Formidable bilan économique
Malgré ce scandale, les Islandais semblent avoir apprécié le formidable bilan économique du gouvernement sortant plutôt que le bouleversement démocratique promis par les Pirates. La petite île de 330 000 habitants a complètement effacé les effets de la crise bancaire de 2008 et connaît une croissance record et le plein-emploi. « Nous sommes dans une position très forte pour gouverner », a expliqué au Monde M. Benediktsson, qui organisait sa soirée électorale dans un des hôtels de luxe de la capitale islandaise.
Ses supporters, particulièrement apprêtés, étaient largement satisfaits. « Le Parti pirate avait au départ une position libertarienne qui pouvait être aussi de droite, mais sa leader a voulu des alliances à gauche et le parti s’est divisé », explique Gunnlaugur Olafsson, président de la commission des affaires étrangères du parti.
C’est en effet un échec pour Birgitta Jonsdottir, 49 ans, qui avait mené des négociations préélectorales avec les trois autres partis d’opposition de gauche avant le scrutin dans l’espoir de pouvoir crier victoire dès samedi soir. Les résultats provisoires montrent que les quatre partis ne devraient pas obtenir les 32 sièges nécessaires pour avoir la majorité au Parlement. Les Rouges-Verts sont crédités de onze sièges, les Pirates de neuf, les centristes de quatre et les sociaux-démocrates s’effondreraient à quatre sièges. Dans ces conditions, une députée pirate sortante ne cachait pas qu’une coalition était désormais quasi-impossible.
Faible participation
« On n’avait jamais cru qu’on aurait plus de 30 % des voix », a plaidé Mme Jonsdottir samedi soir, devant ses jeunes partisans réunis dans l’arrière-salle d’un bar et les internautes qui pouvaient suivre la soirée en direct depuis leur écran. Elle a préféré insister sur la progression de son parti qui n’avait que trois sièges dans le Parlement sortant, mais a avoué sa déception de voir qu’autant d’électeurs ont soutenu « le gouvernement Panama ».

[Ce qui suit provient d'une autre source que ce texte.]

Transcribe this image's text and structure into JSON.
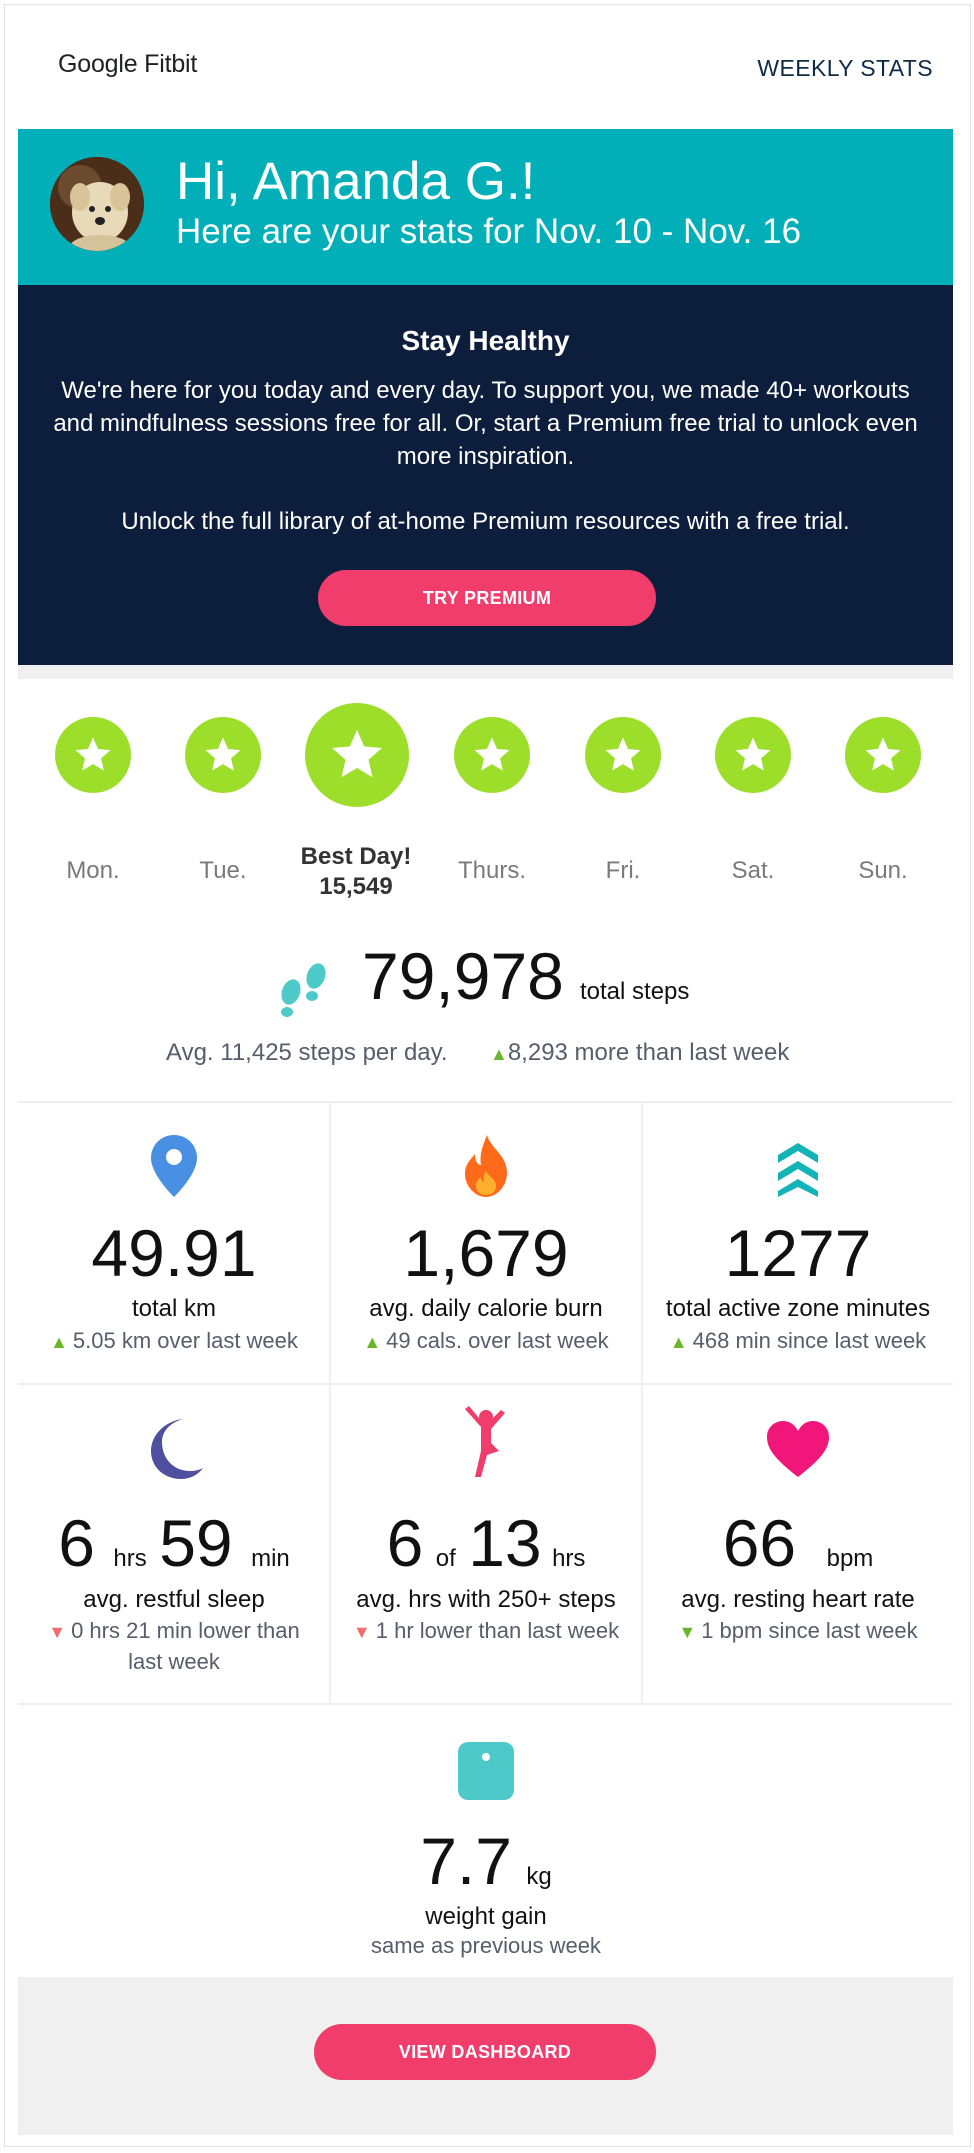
{
  "header": {
    "logo": "Google Fitbit",
    "link": "WEEKLY STATS"
  },
  "hero": {
    "greeting": "Hi, Amanda G.!",
    "subtitle": "Here are your stats for Nov. 10 - Nov. 16"
  },
  "promo": {
    "title": "Stay Healthy",
    "body": "We're here for you today and every day. To support you, we made 40+ workouts and mindfulness sessions free for all. Or, start a Premium free trial to unlock even more inspiration.",
    "body2": "Unlock the full library of at-home Premium resources with a free trial.",
    "button": "TRY PREMIUM"
  },
  "days": {
    "mon": "Mon.",
    "tue": "Tue.",
    "best_title": "Best Day!",
    "best_steps": "15,549",
    "thu": "Thurs.",
    "fri": "Fri.",
    "sat": "Sat.",
    "sun": "Sun."
  },
  "steps": {
    "total": "79,978",
    "unit": "total steps",
    "avg": "Avg. 11,425 steps per day.",
    "more": "8,293 more than last week"
  },
  "stats": {
    "km": {
      "value": "49.91",
      "label": "total km",
      "change": "5.05 km over last week"
    },
    "calories": {
      "value": "1,679",
      "label": "avg. daily calorie burn",
      "change": "49 cals. over last week"
    },
    "azm": {
      "value": "1277",
      "label": "total active zone minutes",
      "change": "468 min since last week"
    },
    "sleep": {
      "hrs": "6",
      "hrs_unit": "hrs",
      "min": "59",
      "min_unit": "min",
      "label": "avg. restful sleep",
      "change": "0 hrs 21 min lower than last week"
    },
    "hourly": {
      "value": "6",
      "of": "of",
      "total": "13",
      "unit": "hrs",
      "label": "avg. hrs with 250+ steps",
      "change": "1 hr lower than last week"
    },
    "heart": {
      "value": "66",
      "unit": "bpm",
      "label": "avg. resting heart rate",
      "change": "1 bpm since last week"
    },
    "weight": {
      "value": "7.7",
      "unit": "kg",
      "label": "weight gain",
      "change": "same as previous week"
    }
  },
  "footer": {
    "button": "VIEW DASHBOARD"
  },
  "colors": {
    "teal": "#02afb8",
    "navy": "#0d1e3d",
    "pink": "#f03d6b",
    "lime": "#9cde2a"
  }
}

Figure médiatique mondiale des Pirates islandais avec son look iconoclaste, Mme Jonsdottir semble avoir payé sa trop grande mise en avant. Elle avait irrité jusqu’au sein du parti en essayant de modifier des listes électorales après les primaires. La participation a par ailleurs été faible, alors même que les Pirates comptaient sur le vote des plus jeunes pour l’emporter.

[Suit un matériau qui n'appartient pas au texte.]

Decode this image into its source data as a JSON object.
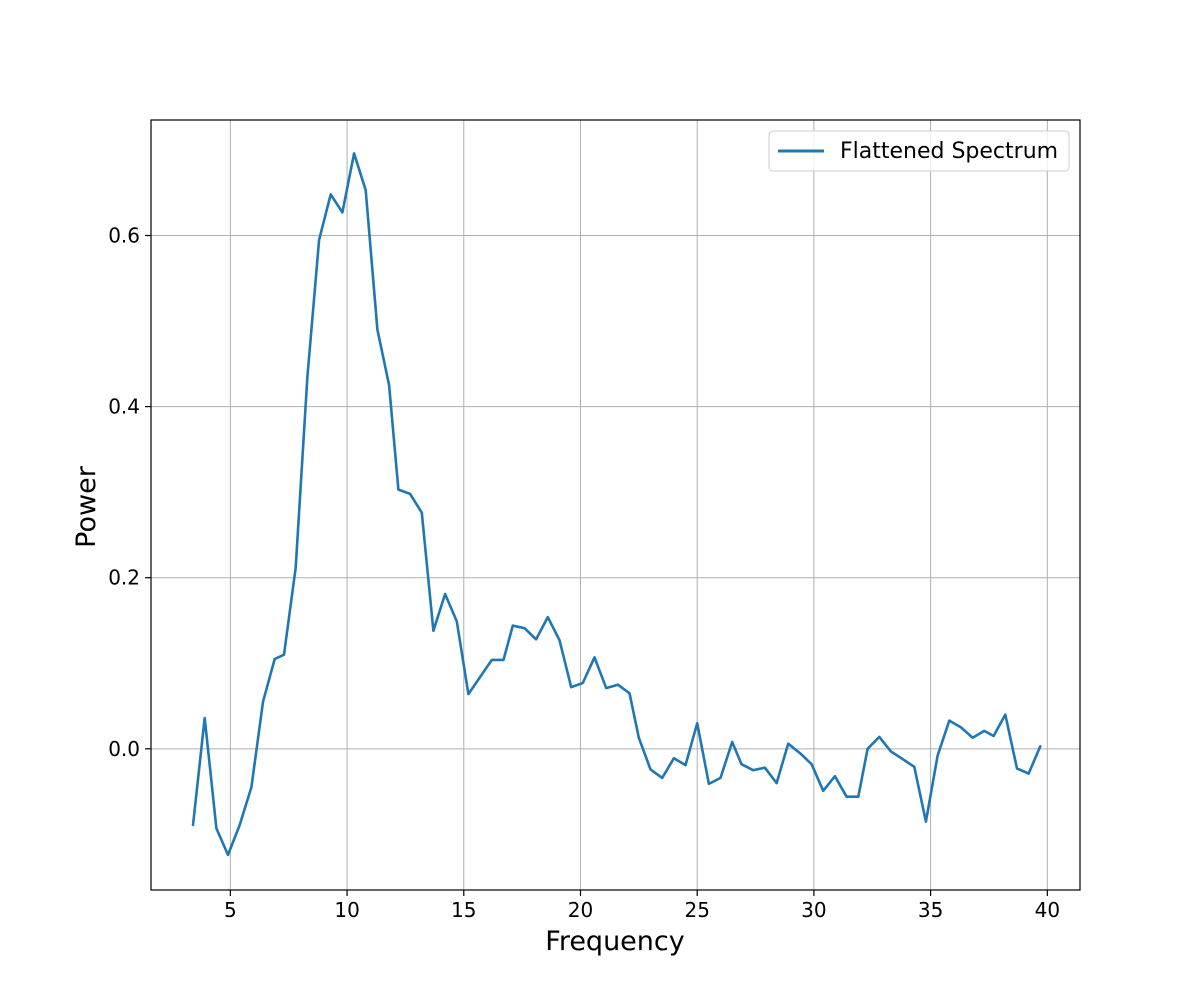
{
  "chart_data": {
    "type": "line",
    "title": "",
    "xlabel": "Frequency",
    "ylabel": "Power",
    "xlim": [
      1.6,
      41.4
    ],
    "ylim": [
      -0.165,
      0.735
    ],
    "xticks": [
      5,
      10,
      15,
      20,
      25,
      30,
      35,
      40
    ],
    "yticks": [
      0.0,
      0.2,
      0.4,
      0.6
    ],
    "ytick_labels": [
      "0.0",
      "0.2",
      "0.4",
      "0.6"
    ],
    "grid": true,
    "legend_position": "top-right",
    "colors": {
      "series": "#1f77b4",
      "grid": "#b0b0b0",
      "frame": "#000000"
    },
    "series": [
      {
        "name": "Flattened Spectrum",
        "x": [
          3.4,
          3.9,
          4.4,
          4.9,
          5.4,
          5.9,
          6.4,
          6.9,
          7.3,
          7.8,
          8.3,
          8.8,
          9.3,
          9.8,
          10.3,
          10.8,
          11.3,
          11.8,
          12.2,
          12.7,
          13.2,
          13.7,
          14.2,
          14.7,
          15.2,
          15.7,
          16.2,
          16.7,
          17.1,
          17.6,
          18.1,
          18.6,
          19.1,
          19.6,
          20.1,
          20.6,
          21.1,
          21.6,
          22.1,
          22.5,
          23.0,
          23.5,
          24.0,
          24.5,
          25.0,
          25.5,
          26.0,
          26.5,
          26.9,
          27.4,
          27.9,
          28.4,
          28.9,
          29.4,
          29.9,
          30.4,
          30.9,
          31.4,
          31.9,
          32.3,
          32.8,
          33.3,
          33.8,
          34.3,
          34.8,
          35.3,
          35.8,
          36.3,
          36.8,
          37.3,
          37.7,
          38.2,
          38.7,
          39.2,
          39.7
        ],
        "values": [
          -0.089,
          0.036,
          -0.093,
          -0.124,
          -0.089,
          -0.045,
          0.055,
          0.105,
          0.11,
          0.212,
          0.435,
          0.595,
          0.648,
          0.627,
          0.696,
          0.653,
          0.49,
          0.425,
          0.303,
          0.298,
          0.276,
          0.138,
          0.181,
          0.149,
          0.064,
          0.084,
          0.104,
          0.104,
          0.144,
          0.141,
          0.128,
          0.154,
          0.127,
          0.072,
          0.077,
          0.107,
          0.071,
          0.075,
          0.065,
          0.013,
          -0.024,
          -0.034,
          -0.011,
          -0.019,
          0.03,
          -0.041,
          -0.034,
          0.008,
          -0.018,
          -0.025,
          -0.022,
          -0.04,
          0.006,
          -0.005,
          -0.018,
          -0.049,
          -0.032,
          -0.056,
          -0.056,
          0.0,
          0.014,
          -0.003,
          -0.012,
          -0.021,
          -0.085,
          -0.008,
          0.033,
          0.025,
          0.013,
          0.021,
          0.015,
          0.04,
          -0.023,
          -0.029,
          0.003
        ]
      }
    ]
  }
}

Si le Parti de l’indépendance – qui n’a quasiment jamais quitté le pouvoir en 87 ans d’existence – et son allié actuel du Progrès doivent pouvoir compter ensemble sur 29 sièges, il leur faudra toutefois chercher un nouvel allié pour gouverner. Avec sept partis représentés, le Parlement est éclaté comme jamais.

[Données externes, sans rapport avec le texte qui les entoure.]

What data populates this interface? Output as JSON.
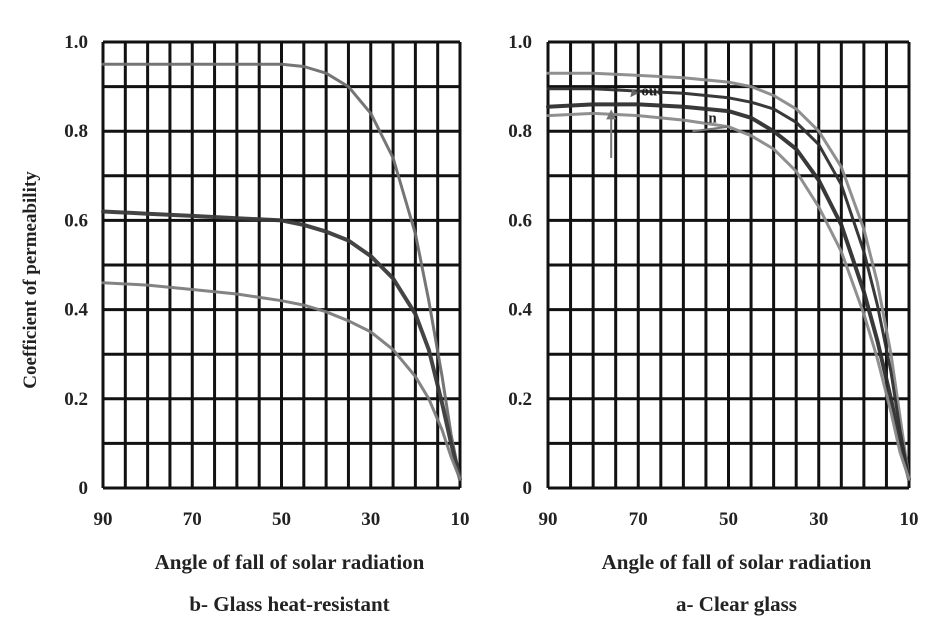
{
  "figure": {
    "ylabel": "Coefficient of permeability"
  },
  "chart_data": [
    {
      "type": "line",
      "caption": "b- Glass heat-resistant",
      "xlabel": "Angle of fall of solar radiation",
      "xlim": [
        90,
        10
      ],
      "ylim": [
        0,
        1.0
      ],
      "x_ticks": [
        "90",
        "70",
        "50",
        "30",
        "10"
      ],
      "y_ticks": [
        "0",
        "0.2",
        "0.4",
        "0.6",
        "0.8",
        "1.0"
      ],
      "grid": true,
      "series": [
        {
          "color": "#6e6e6e",
          "width": 3,
          "x": [
            90,
            80,
            70,
            60,
            50,
            45,
            40,
            35,
            30,
            25,
            20,
            17,
            14,
            12,
            10
          ],
          "y": [
            0.95,
            0.95,
            0.95,
            0.95,
            0.95,
            0.945,
            0.93,
            0.9,
            0.84,
            0.74,
            0.57,
            0.42,
            0.25,
            0.12,
            0.02
          ]
        },
        {
          "color": "#3a3a3a",
          "width": 4,
          "x": [
            90,
            80,
            70,
            60,
            50,
            45,
            40,
            35,
            30,
            25,
            20,
            17,
            14,
            12,
            10
          ],
          "y": [
            0.62,
            0.615,
            0.61,
            0.605,
            0.6,
            0.59,
            0.575,
            0.555,
            0.52,
            0.47,
            0.39,
            0.31,
            0.19,
            0.1,
            0.02
          ]
        },
        {
          "color": "#7c7c7c",
          "width": 3,
          "x": [
            90,
            80,
            70,
            60,
            50,
            45,
            40,
            35,
            30,
            25,
            20,
            17,
            14,
            12,
            10
          ],
          "y": [
            0.46,
            0.455,
            0.445,
            0.435,
            0.42,
            0.41,
            0.395,
            0.375,
            0.35,
            0.31,
            0.25,
            0.2,
            0.13,
            0.07,
            0.02
          ]
        }
      ]
    },
    {
      "type": "line",
      "caption": "a- Clear glass",
      "xlabel": "Angle of fall of solar radiation",
      "xlim": [
        90,
        10
      ],
      "ylim": [
        0,
        1.0
      ],
      "x_ticks": [
        "90",
        "70",
        "50",
        "30",
        "10"
      ],
      "y_ticks": [
        "0",
        "0.2",
        "0.4",
        "0.6",
        "0.8",
        "1.0"
      ],
      "grid": true,
      "annotations": [
        {
          "text": "out",
          "x": 67,
          "y": 0.88
        },
        {
          "text": "in",
          "x": 54,
          "y": 0.82
        }
      ],
      "series": [
        {
          "color": "#8a8a8a",
          "width": 3,
          "x": [
            90,
            80,
            70,
            60,
            50,
            45,
            40,
            35,
            30,
            25,
            20,
            17,
            14,
            12,
            10
          ],
          "y": [
            0.93,
            0.93,
            0.925,
            0.92,
            0.91,
            0.9,
            0.88,
            0.85,
            0.8,
            0.72,
            0.58,
            0.46,
            0.3,
            0.16,
            0.02
          ]
        },
        {
          "color": "#2e2e2e",
          "width": 3,
          "x": [
            90,
            80,
            70,
            60,
            50,
            45,
            40,
            35,
            30,
            25,
            20,
            17,
            14,
            12,
            10
          ],
          "y": [
            0.895,
            0.895,
            0.89,
            0.885,
            0.875,
            0.865,
            0.85,
            0.82,
            0.77,
            0.68,
            0.53,
            0.41,
            0.26,
            0.13,
            0.02
          ]
        },
        {
          "color": "#2e2e2e",
          "width": 4,
          "x": [
            90,
            80,
            70,
            60,
            50,
            45,
            40,
            35,
            30,
            25,
            20,
            17,
            14,
            12,
            10
          ],
          "y": [
            0.855,
            0.86,
            0.86,
            0.855,
            0.845,
            0.83,
            0.8,
            0.76,
            0.69,
            0.59,
            0.44,
            0.33,
            0.2,
            0.1,
            0.02
          ]
        },
        {
          "color": "#8a8a8a",
          "width": 3,
          "x": [
            90,
            80,
            70,
            60,
            50,
            45,
            40,
            35,
            30,
            25,
            20,
            17,
            14,
            12,
            10
          ],
          "y": [
            0.835,
            0.84,
            0.835,
            0.825,
            0.81,
            0.79,
            0.76,
            0.71,
            0.63,
            0.53,
            0.39,
            0.29,
            0.17,
            0.08,
            0.02
          ]
        }
      ]
    }
  ]
}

M. Benediktsson pourrait se tourner vers le nouveau parti de droite Redressement créé cette année après une scission des militants proeuropéens de son parti historiquement opposé à toute adhésion à l’UE. Mais ce sujet est tellement sensible qu’un accord semble difficile avec les six élus de ce nouveau parti.
« Il n’y a pas de majorité en Islande pour négocier une adhésion et les résultats de ces élections le confirment », a expliqué dès samedi soir M. Benediktsson. Il faudra donc attendre au moins plusieurs jours de négociations en coulisses avant de savoir qui gouvernera. Une tradition islandaise bien ancrée, bien loin des rêves de renouvellement démocratique des Pirates.
Birgitta Jonsdottir : « Si je suis en position d’être première ministre, je répondrai “non, merci” »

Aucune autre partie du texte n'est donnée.